Cristina Rodríguez Cabral | |
Birth Date: | 1959 5, df=y |
Birth Place: | Montevideo |
Nationality: | Uruguayan |
Alma Mater: | University of Missouri |
Occupation: | Writer, poet, and researcher |
Cristina Rodríguez Cabral (born 26 May 1959) is an Uruguayan poet, researcher, and Afro-Uruguayan activist.[1]
Rodríguez has a degree in sociology and nursing, a profession that she practiced for some time in Uruguay. She continued her academic training at the University of Missouri, where she obtained her PhD. She currently resides in the United States of America, where she works as a researcher and university professor.[2]
Rodríguez took an interest in literature at 11 years of age. Her first publications were published by the organization Mundo Afro, which campaigned for the equal rights of African diaspora in Uruguayan. In 1986, her work Bahía, mágica Bahía won the Casa de las Américas Prize.[3] Currently, Rodríguez Cabral is an international reference in Afro-Uruguayan literature, and one of the few living afro-descendant writers to whom academic studies have been dedicated.[4]

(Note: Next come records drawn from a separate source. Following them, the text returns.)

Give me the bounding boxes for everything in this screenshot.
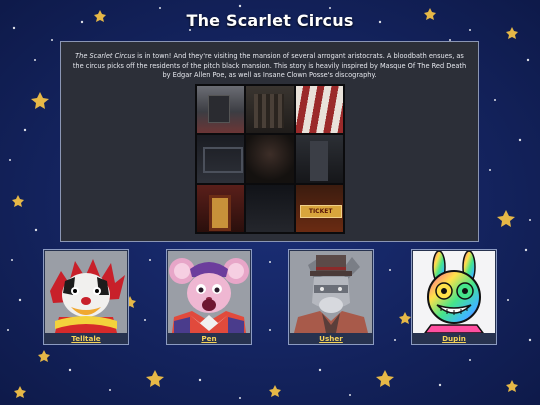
- character-card-usher[interactable]: Usher: [288, 249, 374, 345]
- clown-dog-portrait: [45, 251, 127, 333]
- character-link-dupin[interactable]: Dupin: [412, 334, 496, 343]
- collage-tile-dark-room: [197, 135, 245, 183]
- collage-tile-hallway: [295, 135, 343, 183]
- ticket-sign: TICKET: [299, 204, 342, 218]
- character-card-telltale[interactable]: Telltale: [43, 249, 129, 345]
- story-panel: The Scarlet Circus is in town! And they'…: [60, 41, 479, 242]
- aesthetic-collage[interactable]: TICKET: [195, 84, 345, 234]
- donkey-tophat-portrait: [290, 251, 372, 333]
- page-title: The Scarlet Circus: [186, 11, 354, 30]
- collage-tile-shadows: [246, 184, 294, 232]
- collage-tile-ticket-booth: TICKET: [295, 184, 343, 232]
- character-card-dupin[interactable]: Dupin: [411, 249, 497, 345]
- character-card-pen[interactable]: Pen: [166, 249, 252, 345]
- rainbow-rabbit-portrait: [413, 251, 495, 333]
- collage-tile-stage: [246, 135, 294, 183]
- character-link-pen[interactable]: Pen: [167, 334, 251, 343]
- collage-tile-circus-tent: [295, 86, 343, 134]
- jester-mouse-portrait: [168, 251, 250, 333]
- collage-tile-mansion-front: [246, 86, 294, 134]
- story-description: The Scarlet Circus is in town! And they'…: [71, 52, 468, 81]
- character-link-usher[interactable]: Usher: [289, 334, 373, 343]
- collage-tile-elevator: [197, 184, 245, 232]
- story-title-italic: The Scarlet Circus: [75, 52, 136, 60]
- collage-tile-mansion-exterior: [197, 86, 245, 134]
- character-link-telltale[interactable]: Telltale: [44, 334, 128, 343]
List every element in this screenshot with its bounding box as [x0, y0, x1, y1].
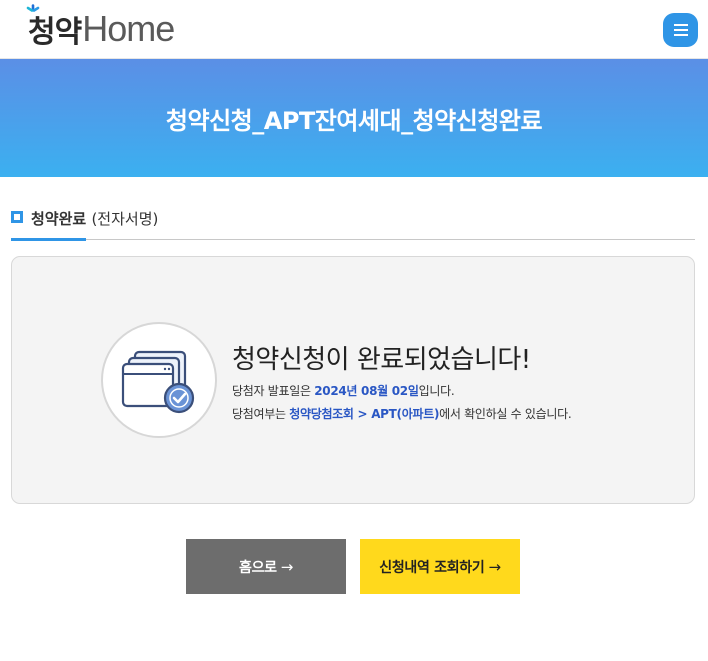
arrow-right-icon: → — [488, 557, 501, 576]
section-header: 청약완료 (전자서명) — [11, 206, 695, 241]
link-separator: > — [353, 407, 372, 421]
arrow-right-icon: → — [280, 557, 294, 576]
home-button-label: 홈으로 — [238, 559, 277, 576]
page-banner: 청약신청_APT잔여세대_청약신청완료 — [0, 59, 708, 177]
view-application-label: 신청내역 조회하기 — [379, 559, 485, 576]
view-application-button[interactable]: 신청내역 조회하기 → — [360, 539, 520, 594]
announcement-date: 2024년 08월 02일 — [314, 384, 419, 398]
home-button[interactable]: 홈으로 → — [186, 539, 346, 594]
completion-icon-circle — [101, 322, 217, 438]
announcement-line: 당첨자 발표일은 2024년 08월 02일입니다. — [232, 382, 455, 399]
site-logo[interactable]: 청약 Home — [26, 4, 175, 50]
section-underline — [11, 238, 86, 241]
section-title-main: 청약완료 — [31, 210, 87, 228]
link-winning-lookup[interactable]: 청약당첨조회 — [289, 407, 354, 421]
completion-heading: 청약신청이 완료되었습니다! — [232, 345, 531, 375]
browser-windows-check-icon — [121, 350, 195, 414]
check-result-line: 당첨여부는 청약당첨조회 > APT(아파트)에서 확인하실 수 있습니다. — [232, 405, 572, 422]
check-result-prefix: 당첨여부는 — [232, 407, 290, 421]
section-title: 청약완료 (전자서명) — [31, 208, 158, 229]
link-apt[interactable]: APT(아파트) — [371, 407, 439, 421]
menu-button[interactable] — [663, 13, 698, 47]
logo-latin-text: Home — [82, 8, 175, 49]
hamburger-icon — [673, 24, 688, 36]
site-header: 청약 Home — [0, 0, 708, 59]
announcement-prefix: 당첨자 발표일은 — [232, 384, 315, 398]
section-square-icon — [11, 211, 23, 223]
check-result-suffix: 에서 확인하실 수 있습니다. — [439, 407, 572, 421]
completion-panel: 청약신청이 완료되었습니다! 당첨자 발표일은 2024년 08월 02일입니다… — [11, 256, 695, 504]
announcement-suffix: 입니다. — [418, 384, 455, 398]
section-subtitle: (전자서명) — [91, 210, 159, 228]
logo-korean-text: 청약 — [28, 15, 82, 50]
page-title: 청약신청_APT잔여세대_청약신청완료 — [165, 106, 543, 135]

In general, Rodríguez's work deals with marginalization and oppression on the grounds of race and gender.[1] There is, in her works, "a need to remember and reaffirm the inherited values of both our family and Africa."[3] Her initial works are focused on her feelings and intimate experiences from the perspective of a black Hispanic-American woman. In her post-1995 works, she introduces themes related to social militancy, racism and cultural identity.[5]